Exercise 5.2.22 from Leinster asks to describe the equalizer of $f,1:X\to X$ in $\mathbf{Set}$, where $f:X\to X$ is a map, as explicitly as possible.
What level of explicitness is expected? By definition, it is a pair $(S,h)$ where $S$ is a set and $S\to X$ is a map such that $fh=h$, and if $(S'g)$ is another such pair, then there is a unique $\bar g:S'\to S$ such that $h\bar g=g$. How can one make this more explicit?
On
The equalizer of an endofunction $f:X \to X$ and the identity on $X$ is simply the set of fixed points of $f$. More generally, we could call the equalizer of an endomorphism $f$ and the identity in any category the "object of fixed points of $f$".
On
The equalizer of $s,t:X\to Y$ in $\mathbf{Set}$ is $(E,i)$ where $E=\{x\in X:s(x)=t(x)\}$ and $i:E\to X$ is the inclusion map.
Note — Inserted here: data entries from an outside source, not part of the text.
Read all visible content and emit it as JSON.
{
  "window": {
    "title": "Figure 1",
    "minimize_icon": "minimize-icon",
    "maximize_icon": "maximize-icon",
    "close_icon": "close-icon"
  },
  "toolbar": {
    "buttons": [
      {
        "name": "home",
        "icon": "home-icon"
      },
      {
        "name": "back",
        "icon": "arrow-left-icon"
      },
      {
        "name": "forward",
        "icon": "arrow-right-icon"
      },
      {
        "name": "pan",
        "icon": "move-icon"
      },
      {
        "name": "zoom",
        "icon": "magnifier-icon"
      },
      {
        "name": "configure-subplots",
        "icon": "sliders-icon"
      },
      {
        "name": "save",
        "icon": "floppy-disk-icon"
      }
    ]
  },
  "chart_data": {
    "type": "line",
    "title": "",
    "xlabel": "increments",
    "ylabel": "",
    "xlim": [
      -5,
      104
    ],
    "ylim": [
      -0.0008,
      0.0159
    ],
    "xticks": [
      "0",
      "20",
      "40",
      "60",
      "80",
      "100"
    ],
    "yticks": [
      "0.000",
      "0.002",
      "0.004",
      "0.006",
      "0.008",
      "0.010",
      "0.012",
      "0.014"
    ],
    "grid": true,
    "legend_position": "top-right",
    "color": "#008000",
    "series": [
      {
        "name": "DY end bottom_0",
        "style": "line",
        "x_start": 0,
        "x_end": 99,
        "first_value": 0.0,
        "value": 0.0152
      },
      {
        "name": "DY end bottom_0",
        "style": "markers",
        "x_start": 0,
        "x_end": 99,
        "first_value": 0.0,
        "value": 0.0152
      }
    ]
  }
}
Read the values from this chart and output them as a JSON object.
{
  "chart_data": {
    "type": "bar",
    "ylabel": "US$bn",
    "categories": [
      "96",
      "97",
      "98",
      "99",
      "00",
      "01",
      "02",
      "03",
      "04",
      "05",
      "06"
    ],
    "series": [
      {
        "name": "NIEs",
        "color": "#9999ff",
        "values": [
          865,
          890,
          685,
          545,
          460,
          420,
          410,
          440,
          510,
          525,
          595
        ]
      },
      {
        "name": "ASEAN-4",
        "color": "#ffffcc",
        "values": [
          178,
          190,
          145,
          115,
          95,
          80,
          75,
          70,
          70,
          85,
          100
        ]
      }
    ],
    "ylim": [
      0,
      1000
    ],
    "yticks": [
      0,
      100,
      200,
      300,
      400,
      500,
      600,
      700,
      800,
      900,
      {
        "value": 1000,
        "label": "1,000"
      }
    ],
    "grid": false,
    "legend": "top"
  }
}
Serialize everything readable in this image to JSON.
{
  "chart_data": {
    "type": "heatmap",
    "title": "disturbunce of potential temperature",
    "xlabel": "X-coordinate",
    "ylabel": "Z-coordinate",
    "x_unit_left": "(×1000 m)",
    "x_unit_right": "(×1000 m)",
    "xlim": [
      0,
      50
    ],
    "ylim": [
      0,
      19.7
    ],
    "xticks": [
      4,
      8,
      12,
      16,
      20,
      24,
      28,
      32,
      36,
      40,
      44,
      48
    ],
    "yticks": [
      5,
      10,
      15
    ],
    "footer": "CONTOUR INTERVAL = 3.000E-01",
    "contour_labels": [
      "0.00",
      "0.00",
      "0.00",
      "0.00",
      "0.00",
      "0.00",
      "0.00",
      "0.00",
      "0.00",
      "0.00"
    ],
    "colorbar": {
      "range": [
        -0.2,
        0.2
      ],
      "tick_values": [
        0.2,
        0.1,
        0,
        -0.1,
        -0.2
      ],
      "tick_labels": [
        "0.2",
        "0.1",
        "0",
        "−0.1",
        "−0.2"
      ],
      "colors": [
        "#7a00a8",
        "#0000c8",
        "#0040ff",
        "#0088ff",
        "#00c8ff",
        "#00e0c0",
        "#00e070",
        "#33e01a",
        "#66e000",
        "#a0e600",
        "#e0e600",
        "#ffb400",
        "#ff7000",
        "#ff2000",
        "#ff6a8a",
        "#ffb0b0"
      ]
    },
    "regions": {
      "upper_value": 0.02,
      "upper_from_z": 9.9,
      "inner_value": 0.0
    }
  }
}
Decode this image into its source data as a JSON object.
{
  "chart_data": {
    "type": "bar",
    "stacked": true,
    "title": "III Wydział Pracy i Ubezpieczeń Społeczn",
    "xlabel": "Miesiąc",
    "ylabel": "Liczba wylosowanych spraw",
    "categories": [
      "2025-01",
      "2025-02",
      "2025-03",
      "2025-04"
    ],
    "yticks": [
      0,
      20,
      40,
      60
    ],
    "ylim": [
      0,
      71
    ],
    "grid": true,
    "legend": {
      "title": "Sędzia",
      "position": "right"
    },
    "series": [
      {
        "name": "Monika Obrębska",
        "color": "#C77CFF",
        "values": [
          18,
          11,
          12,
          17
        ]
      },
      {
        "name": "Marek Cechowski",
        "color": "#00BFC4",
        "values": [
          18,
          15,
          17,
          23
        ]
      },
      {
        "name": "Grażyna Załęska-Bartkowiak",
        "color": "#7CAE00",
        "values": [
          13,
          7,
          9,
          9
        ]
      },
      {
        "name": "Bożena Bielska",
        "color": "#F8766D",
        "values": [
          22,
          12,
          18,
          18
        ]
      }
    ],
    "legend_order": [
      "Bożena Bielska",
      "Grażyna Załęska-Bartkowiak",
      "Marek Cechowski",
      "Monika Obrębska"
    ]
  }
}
This is clearly a fork, and if $(A,g)$ is another fork, then define $\bar g:A\to E, a\mapsto g(a)$. Note that $g(a)$ indeed lives in $E$ because $sg=tg$, and $\bar g$ is the unique map $A\to E$ such that $i\bar g=g$.
Apply this to $Y=X,\ s=1,\ t=f$.
To give a categorical construction explicitly in a given category is to give in terms of the concrete definition of the objects of the category. For sets, you give the elements, for algebraic objects, you give the elements and the operations; for spaces, the elements and the geometric or topological structure, and so on.